One of my favorite things about any holiday is by far the dessert. Of course, the types of dessert I enjoy now are very different than the ones I ate as a child, however, they’re quaylly as tasty! I think that it is very important to find healthier alternatives to beloved sweet treats that way you never feel deprived. These Easter Cupcakes are a perfect example of that.
These sweeties are gluten-free, refined sugar-free, 100% plant-based, and delicious!
Easter Coconut Cupcakes
(Makes 14 Cupcakes)
1 cup gluten-free all purpose baking flour
1 cup gluten-free oat flour
2 flax eggs (2 Tbs ground flaxseed + 5 Tbs water)
1/3 cup unrefined coconut oil, melted
1 cup unsweetened applesauce
1/2 cup unsweetened almond milk
1/2 cup unrefined coconut sugar
1/4 cup pure maple syrup + 1 Tbs
2 Tbs unsweetened shredded coconut
1 tsp vanilla extract
1 tsp baking soda
1/2 tsp baking powder
1/4 tsp sea salt
1 can full-fat unsweetened coconut milk
2 tsp pure maple syrup
1 tsp vanilla extract
Plant-based food coloring + unsweetened shredded coconut to sprinkle on top (optional)
*VERY IMPORTANT STEP: the can of coconut milk must be refrigerated overnight in order make frosting.
- Preheat oven to 375 degrees and line a muffin tray with paper liners.
- Prepare flax eggs (2 Tbs ground flaxseed + 5 Tbs water) by whisking ingredients together in a small bowl and placing aside to form a gel-like consistency.

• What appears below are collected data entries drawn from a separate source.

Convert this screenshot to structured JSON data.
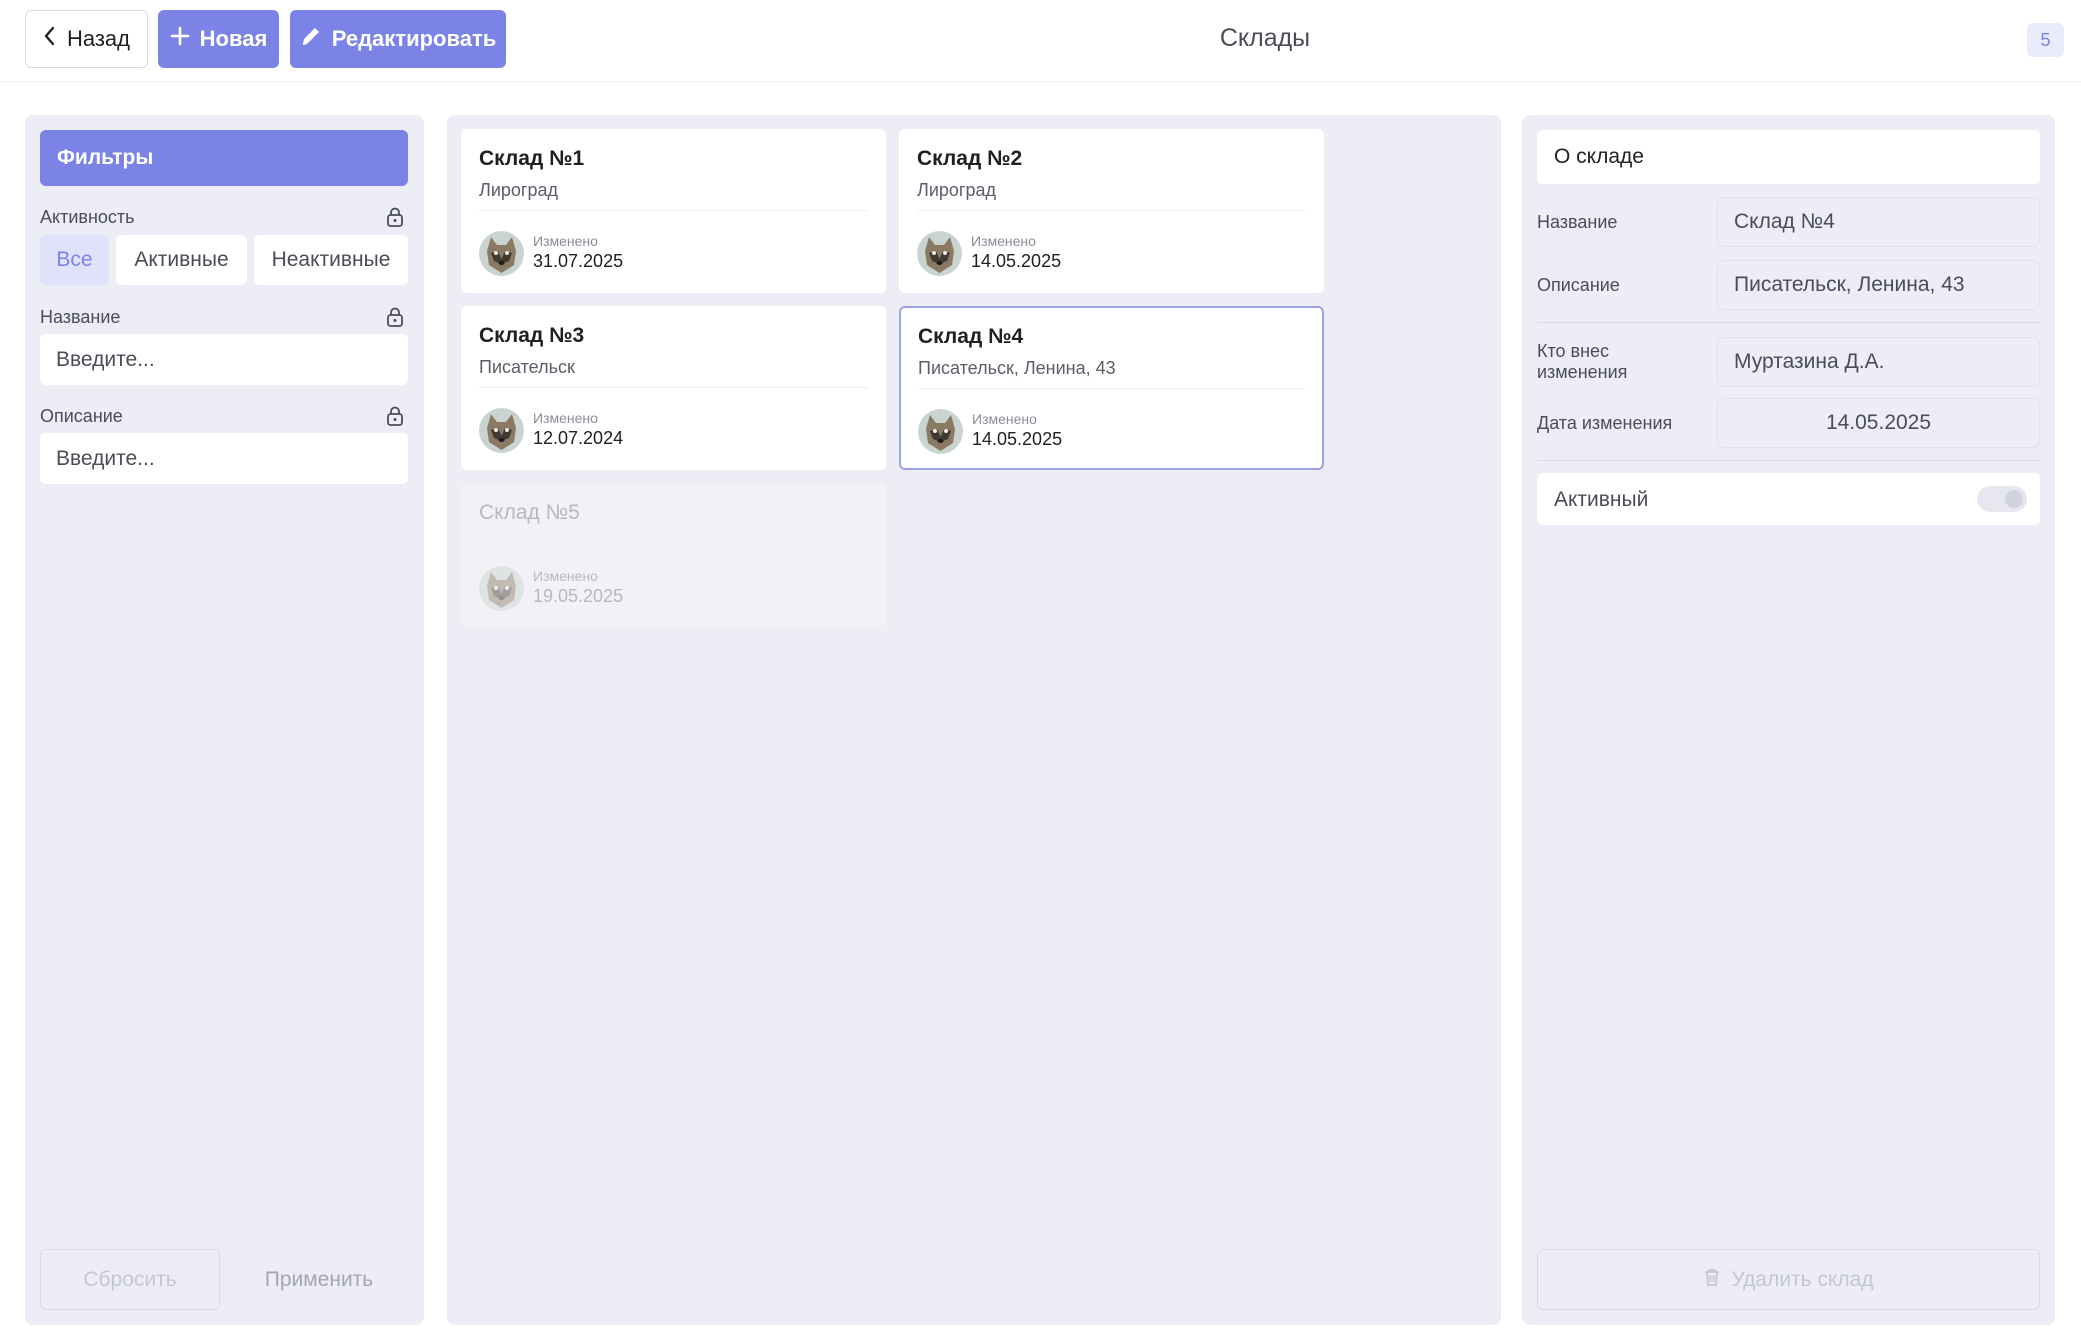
{
  "topbar": {
    "back_label": "Назад",
    "new_label": "Новая",
    "edit_label": "Редактировать",
    "title": "Склады",
    "count": "5"
  },
  "colors": {
    "accent": "#7b84e6",
    "panel_bg": "#ededf6"
  },
  "filters": {
    "header": "Фильтры",
    "activity_label": "Активность",
    "activity_options": [
      "Все",
      "Активные",
      "Неактивные"
    ],
    "activity_selected": "Все",
    "name_label": "Название",
    "name_placeholder": "Введите...",
    "description_label": "Описание",
    "description_placeholder": "Введите...",
    "reset_label": "Сбросить",
    "apply_label": "Применить"
  },
  "warehouses": [
    {
      "title": "Склад №1",
      "subtitle": "Лироград",
      "meta_label": "Изменено",
      "date": "31.07.2025",
      "selected": false,
      "disabled": false
    },
    {
      "title": "Склад №2",
      "subtitle": "Лироград",
      "meta_label": "Изменено",
      "date": "14.05.2025",
      "selected": false,
      "disabled": false
    },
    {
      "title": "Склад №3",
      "subtitle": "Писательск",
      "meta_label": "Изменено",
      "date": "12.07.2024",
      "selected": false,
      "disabled": false
    },
    {
      "title": "Склад №4",
      "subtitle": "Писательск, Ленина, 43",
      "meta_label": "Изменено",
      "date": "14.05.2025",
      "selected": true,
      "disabled": false
    },
    {
      "title": "Склад №5",
      "subtitle": "",
      "meta_label": "Изменено",
      "date": "19.05.2025",
      "selected": false,
      "disabled": true
    }
  ],
  "details": {
    "header": "О складе",
    "name_label": "Название",
    "name_value": "Склад №4",
    "description_label": "Описание",
    "description_value": "Писательск, Ленина, 43",
    "author_label_line1": "Кто внес",
    "author_label_line2": "изменения",
    "author_value": "Муртазина Д.А.",
    "date_label": "Дата изменения",
    "date_value": "14.05.2025",
    "active_label": "Активный",
    "active": false,
    "delete_label": "Удалить склад"
  }
}
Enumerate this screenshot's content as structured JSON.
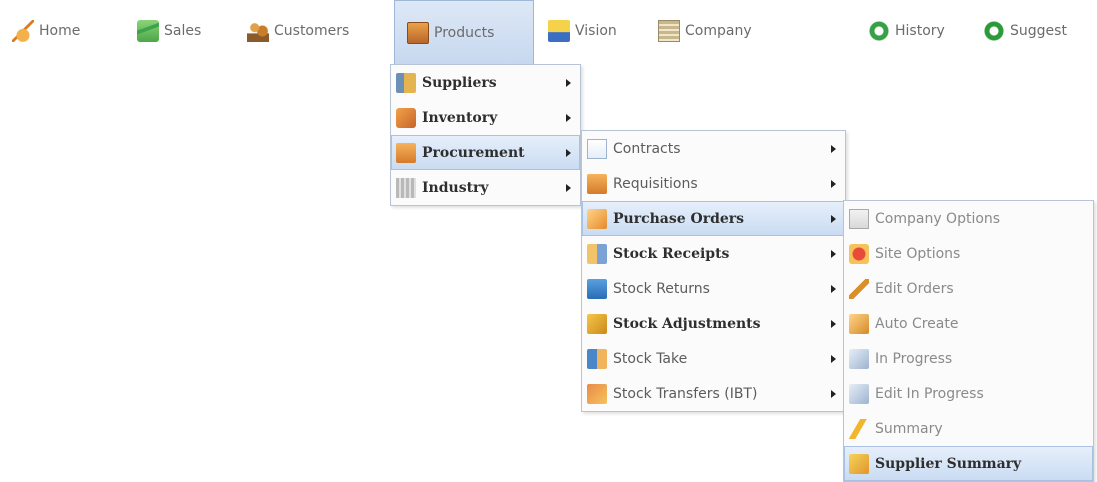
{
  "topnav": {
    "items": [
      {
        "label": "Home",
        "icon": "home-icon"
      },
      {
        "label": "Sales",
        "icon": "sales-chart-icon"
      },
      {
        "label": "Customers",
        "icon": "customers-icon"
      },
      {
        "label": "Products",
        "icon": "products-icon",
        "active": true
      },
      {
        "label": "Vision",
        "icon": "vision-icon"
      },
      {
        "label": "Company",
        "icon": "company-icon"
      },
      {
        "label": "History",
        "icon": "history-icon"
      },
      {
        "label": "Suggest",
        "icon": "suggest-icon"
      }
    ]
  },
  "menu_products": {
    "items": [
      {
        "label": "Suppliers",
        "bold": true,
        "submenu": true
      },
      {
        "label": "Inventory",
        "bold": true,
        "submenu": true
      },
      {
        "label": "Procurement",
        "bold": true,
        "submenu": true,
        "active": true
      },
      {
        "label": "Industry",
        "bold": true,
        "submenu": true
      }
    ]
  },
  "menu_procurement": {
    "items": [
      {
        "label": "Contracts",
        "submenu": true
      },
      {
        "label": "Requisitions",
        "submenu": true
      },
      {
        "label": "Purchase Orders",
        "bold": true,
        "submenu": true,
        "active": true
      },
      {
        "label": "Stock Receipts",
        "bold": true,
        "submenu": true
      },
      {
        "label": "Stock Returns",
        "submenu": true
      },
      {
        "label": "Stock Adjustments",
        "bold": true,
        "submenu": true
      },
      {
        "label": "Stock Take",
        "submenu": true
      },
      {
        "label": "Stock Transfers (IBT)",
        "submenu": true
      }
    ]
  },
  "menu_purchase_orders": {
    "items": [
      {
        "label": "Company Options"
      },
      {
        "label": "Site Options"
      },
      {
        "label": "Edit Orders"
      },
      {
        "label": "Auto Create"
      },
      {
        "label": "In Progress"
      },
      {
        "label": "Edit In Progress"
      },
      {
        "label": "Summary"
      },
      {
        "label": "Supplier Summary",
        "bold": true,
        "active": true
      }
    ]
  },
  "colors": {
    "active_gradient_top": "#e7f0fb",
    "active_gradient_bottom": "#c9dbf2",
    "menu_border": "#b7c4d6",
    "nav_text": "#6b6b6b"
  }
}
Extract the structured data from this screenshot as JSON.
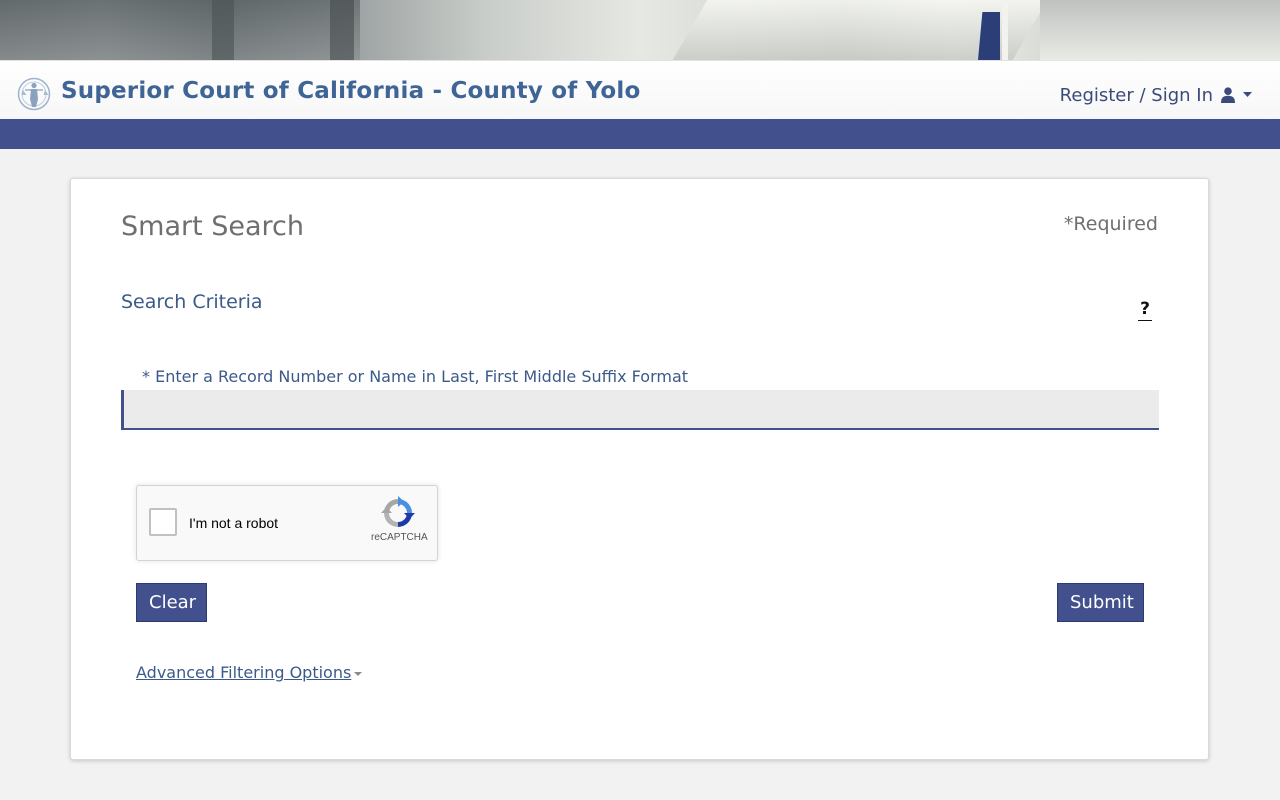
{
  "header": {
    "title": "Superior Court of California - County of Yolo",
    "signin_label": "Register / Sign In",
    "logo_icon": "court-seal-icon",
    "user_icon": "user-icon",
    "caret_icon": "caret-down-icon"
  },
  "colors": {
    "brand": "#43508e",
    "title_text": "#3f6496",
    "link_text": "#3b5a8a"
  },
  "main": {
    "page_title": "Smart Search",
    "required_note": "*Required",
    "section_title": "Search Criteria",
    "help_icon": "?",
    "field_label": "* Enter a Record Number or Name in Last, First Middle Suffix Format",
    "search_value": "",
    "recaptcha": {
      "label": "I'm not a robot",
      "brand": "reCAPTCHA"
    },
    "clear_label": "Clear",
    "submit_label": "Submit",
    "advanced_label": "Advanced Filtering Options"
  }
}
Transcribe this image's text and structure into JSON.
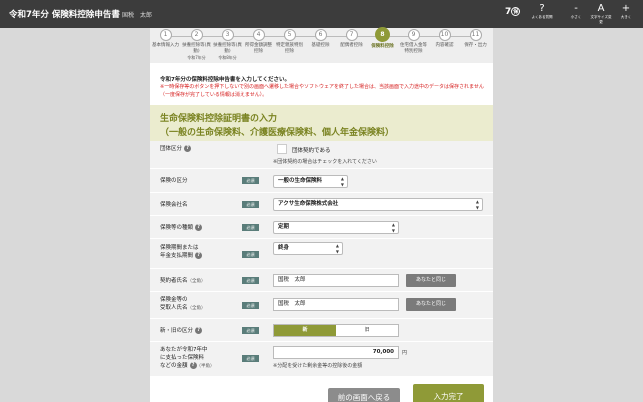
{
  "header": {
    "title": "令和7年分 保険料控除申告書",
    "user": "国税　太郎",
    "year_badge_num": "7",
    "year_badge_mark": "保",
    "buttons": [
      {
        "glyph": "?",
        "caption": "よくある質問"
      },
      {
        "glyph": "-",
        "caption": "小さく"
      },
      {
        "glyph": "A",
        "caption": "文字サイズ変更"
      },
      {
        "glyph": "+",
        "caption": "大きく"
      }
    ]
  },
  "steps": [
    {
      "num": "1",
      "label": "基本情報入力",
      "sub": ""
    },
    {
      "num": "2",
      "label": "扶養控除等(異動)",
      "sub": "令和7年分"
    },
    {
      "num": "3",
      "label": "扶養控除等(異動)",
      "sub": "令和8年分"
    },
    {
      "num": "4",
      "label": "所得金額調整控除",
      "sub": ""
    },
    {
      "num": "5",
      "label": "特定親族特別控除",
      "sub": ""
    },
    {
      "num": "6",
      "label": "基礎控除",
      "sub": ""
    },
    {
      "num": "7",
      "label": "配偶者控除",
      "sub": ""
    },
    {
      "num": "8",
      "label": "保険料控除",
      "sub": ""
    },
    {
      "num": "9",
      "label": "住宅借入金等特別控除",
      "sub": ""
    },
    {
      "num": "10",
      "label": "内容確認",
      "sub": ""
    },
    {
      "num": "11",
      "label": "保存・出力",
      "sub": ""
    }
  ],
  "intro": {
    "line1": "令和7年分の保険料控除申告書を入力してください。",
    "line2": "※一時保存等のボタンを押下しないで別の画面へ遷移した場合やソフトウェアを終了した場合は、当該画面で入力途中のデータは保存されません（一度保存が完了している情報は消えません）。"
  },
  "section": {
    "title1": "生命保険料控除証明書の入力",
    "title2": "（一般の生命保険料、介護医療保険料、個人年金保険料）"
  },
  "required_label": "必須",
  "help_mark": "?",
  "form": {
    "group_label": "団体区分",
    "group_checkbox_label": "団体契約である",
    "group_note": "※団体契約の場合はチェックを入れてください",
    "insurance_type_label": "保険の区分",
    "insurance_type_value": "一般の生命保険料",
    "company_label": "保険会社名",
    "company_value": "アクサ生命保険株式会社",
    "kind_label": "保険等の種類",
    "kind_value": "定期",
    "period_label_1": "保険期間または",
    "period_label_2": "年金支払期間",
    "period_value": "終身",
    "contractor_label": "契約者氏名",
    "contractor_suffix": "（全角）",
    "contractor_value": "国税　太郎",
    "same_button": "あなたと同じ",
    "beneficiary_label_1": "保険金等の",
    "beneficiary_label_2": "受取人氏名",
    "beneficiary_suffix": "（全角）",
    "beneficiary_value": "国税　太郎",
    "newold_label": "新・旧の区分",
    "newold_options": [
      "新",
      "旧"
    ],
    "amount_label_1": "あなたが令和7年中",
    "amount_label_2": "に支払った保険料",
    "amount_label_3": "などの金額",
    "amount_suffix": "（半角）",
    "amount_value": "70,000",
    "amount_unit": "円",
    "amount_note": "※分配を受けた剰余金等の控除後の金額"
  },
  "footer": {
    "back": "前の画面へ戻る",
    "done": "入力完了"
  }
}
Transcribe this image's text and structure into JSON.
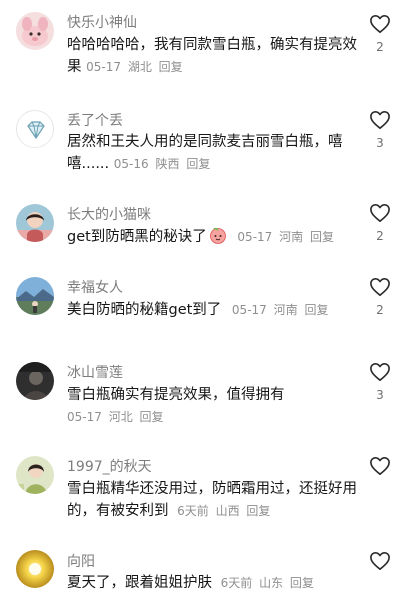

- In a large mixing bowl add melted coconut oil, applesauce, maple syrup, almond milk, and vanilla. Mix together then add flax eggs and coconut sugar, and mix again until all ingredients are combined.
- Next, add all of the remaining dry ingredients by sifting the flours and mixing in the shredded coconut, baking soda, baking powder, and salt.
- Once your batter is well mixed (using a fork or electric mixer) add the batter evenly to each cupcake holder, about 3/4 of the way full.
- Bake at 375 degrees for 18 minutes-20 minutes, or until a toothpick inserted comes out clean.
- While the cupcakes are cooking, prepare your frosting by removing only the full-fat cream from the can of coconut milk and placing in a large bowl (store the remaining liquid in the fridge to add to a smoothie).
- Add maple syrup and vanilla to the bowl of coconut cream and beat with an electric mixer until whipped and creamy – about 1-2 minutes. Add food coloring if desired, and store in the fridge until ready to use on cupcakes.
- Once cupcakes have cooled, top with frosting and shredded coconut (optional).Store in the fridge until ready to enjoy!